Adding up the cost of accommodations and materials, it’s been found that the cost of a three-year degree course could cost a staggering £54,000.
Graduating with that amount of debt means that young people will have a disadvantage saving for a car, a wedding, or a house deposit in order to get on the property ladder – and parents, understanding this, have clamoured for a way to save well in advance of graduation day.
Shepherd’s Friendly, which has been offering savings and investment products since 1826, has answered this need with the launch of a new product, the Shepherd’s University Savings Plan.

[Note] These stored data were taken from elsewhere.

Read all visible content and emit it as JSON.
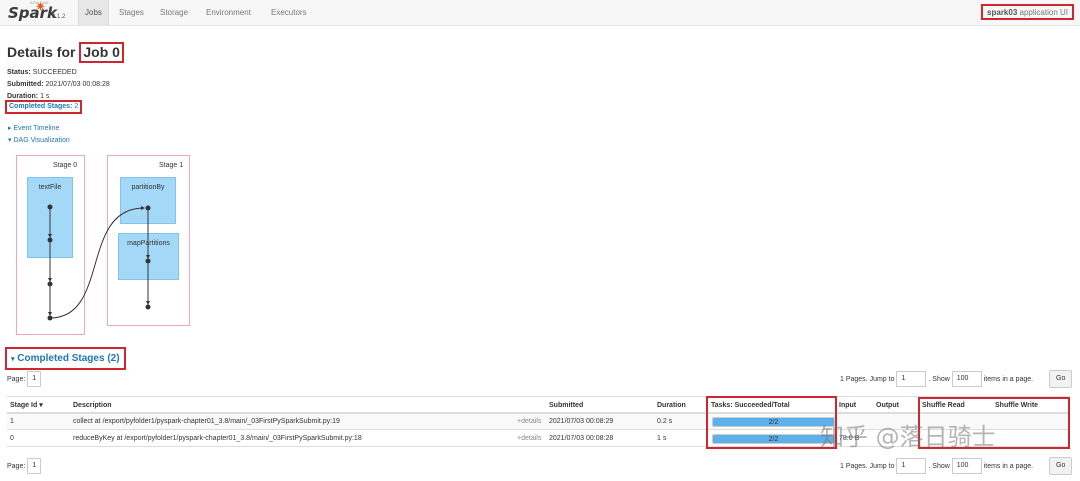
{
  "nav": {
    "logo": "Spark",
    "version": "3.1.2",
    "tabs": [
      "Jobs",
      "Stages",
      "Storage",
      "Environment",
      "Executors"
    ],
    "active_tab": "Jobs",
    "app_name": "spark03",
    "app_suffix": "application UI"
  },
  "job": {
    "title_prefix": "Details for",
    "title_id": "Job 0",
    "status_label": "Status:",
    "status_value": "SUCCEEDED",
    "submitted_label": "Submitted:",
    "submitted_value": "2021/07/03 00:08:28",
    "duration_label": "Duration:",
    "duration_value": "1 s",
    "completed_label": "Completed Stages:",
    "completed_value": "2"
  },
  "toggles": {
    "event_timeline": "Event Timeline",
    "dag_visualization": "DAG Visualization"
  },
  "dag": {
    "stage0": {
      "label": "Stage 0",
      "rdd": "textFile"
    },
    "stage1": {
      "label": "Stage 1",
      "rdd1": "partitionBy",
      "rdd2": "mapPartitions"
    }
  },
  "completed_section": {
    "title": "Completed Stages (2)",
    "page_label": "Page:",
    "page_value": "1",
    "pages_text": "1 Pages. Jump to",
    "jump_value": "1",
    "show_label": ". Show",
    "show_value": "100",
    "items_label": "items in a page.",
    "go_label": "Go"
  },
  "table": {
    "headers": {
      "stage_id": "Stage Id",
      "sort_indicator": "▾",
      "description": "Description",
      "submitted": "Submitted",
      "duration": "Duration",
      "tasks": "Tasks: Succeeded/Total",
      "input": "Input",
      "output": "Output",
      "shuffle_read": "Shuffle Read",
      "shuffle_write": "Shuffle Write"
    },
    "rows": [
      {
        "stage_id": "1",
        "description": "collect at /export/pyfolder1/pyspark-chapter01_3.8/main/_03FirstPySparkSubmit.py:19",
        "details": "+details",
        "submitted": "2021/07/03 00:08:29",
        "duration": "0.2 s",
        "tasks": "2/2",
        "tasks_fraction": 1.0,
        "input": "",
        "output": "",
        "shuffle_read": "",
        "shuffle_write": ""
      },
      {
        "stage_id": "0",
        "description": "reduceByKey at /export/pyfolder1/pyspark-chapter01_3.8/main/_03FirstPySparkSubmit.py:18",
        "details": "+details",
        "submitted": "2021/07/03 00:08:28",
        "duration": "1 s",
        "tasks": "2/2",
        "tasks_fraction": 1.0,
        "input": "78.0 B",
        "output": "",
        "shuffle_read": "",
        "shuffle_write": ""
      }
    ]
  },
  "watermark": "知乎 @落日骑士"
}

The product allows parents to save anywhere from £100 to £200 a month, as well as choose when the plan will pay out (from the ages of 18 to 21). This means children can be in line for a memorable coming-of-age present, or parents can choose to wait until after university in order to ensure that their child doesn’t splash out on a fast car or lavish party instead of their education. Alternately, parents can allow for withdrawal in stages throughout the child’s degree programme.

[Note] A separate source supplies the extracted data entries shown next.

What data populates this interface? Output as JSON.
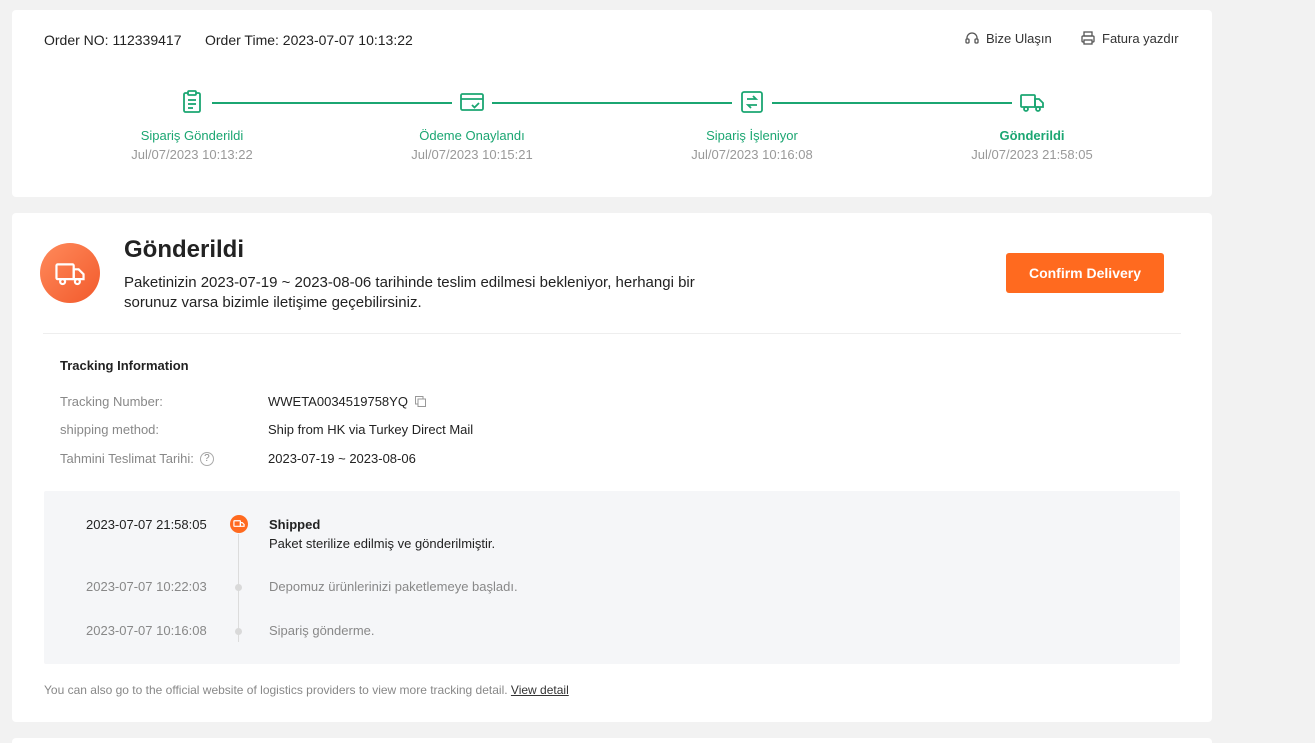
{
  "order": {
    "order_no": "Order NO: 112339417",
    "order_time": "Order Time: 2023-07-07 10:13:22"
  },
  "links": {
    "contact": "Bize Ulaşın",
    "contact_icon": "headset-icon",
    "invoice": "Fatura yazdır",
    "invoice_icon": "printer-icon"
  },
  "steps": [
    {
      "title": "Sipariş Gönderildi",
      "time": "Jul/07/2023 10:13:22",
      "icon": "clipboard-icon"
    },
    {
      "title": "Ödeme Onaylandı",
      "time": "Jul/07/2023 10:15:21",
      "icon": "card-check-icon"
    },
    {
      "title": "Sipariş İşleniyor",
      "time": "Jul/07/2023 10:16:08",
      "icon": "processing-icon"
    },
    {
      "title": "Gönderildi",
      "time": "Jul/07/2023 21:58:05",
      "icon": "truck-icon"
    }
  ],
  "status": {
    "title": "Gönderildi",
    "description": "Paketinizin 2023-07-19 ~ 2023-08-06 tarihinde teslim edilmesi bekleniyor, herhangi bir sorunuz varsa bizimle iletişime geçebilirsiniz.",
    "confirm_label": "Confirm Delivery",
    "icon": "truck-icon"
  },
  "tracking": {
    "heading": "Tracking Information",
    "rows": [
      {
        "label": "Tracking Number:",
        "value": "WWETA0034519758YQ"
      },
      {
        "label": "shipping method:",
        "value": "Ship from HK via Turkey Direct Mail"
      },
      {
        "label": "Tahmini Teslimat Tarihi:",
        "value": "2023-07-19 ~ 2023-08-06"
      }
    ],
    "events": [
      {
        "time": "2023-07-07 21:58:05",
        "title": "Shipped",
        "desc": "Paket sterilize edilmiş ve gönderilmiştir."
      },
      {
        "time": "2023-07-07 10:22:03",
        "desc": "Depomuz ürünlerinizi paketlemeye başladı."
      },
      {
        "time": "2023-07-07 10:16:08",
        "desc": "Sipariş gönderme."
      }
    ]
  },
  "footer": {
    "note": "You can also go to the official website of logistics providers to view more tracking detail.",
    "link": "View detail"
  },
  "colors": {
    "accent_green": "#1ba672",
    "accent_orange": "#ff6a1f"
  }
}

Arabela Velasco of MyEggNest.com, a leading UK children’s savings comparison website, said: "After the rise in max tuition fees, saving for university became more important than ever, and Shepherd’s is continuing to meet the changing needs of Brits with the launch of this product. It’s encouraging to see the rise of savings products that are tailor-made for university saving, as regular payments into a tax-free account over a long period is the best way to build your child’s nest egg. MyEggNest welcomes this new way to save for university and hopes every parent will consider starting a ‘college fund’ like this to ensure that their child is not priced out of university."
No matter what university savings plan parents choose, the most important thing is to contribute regularly and treat the years before children turn 18 as a tool for building a child’s nest egg, Velasco continued.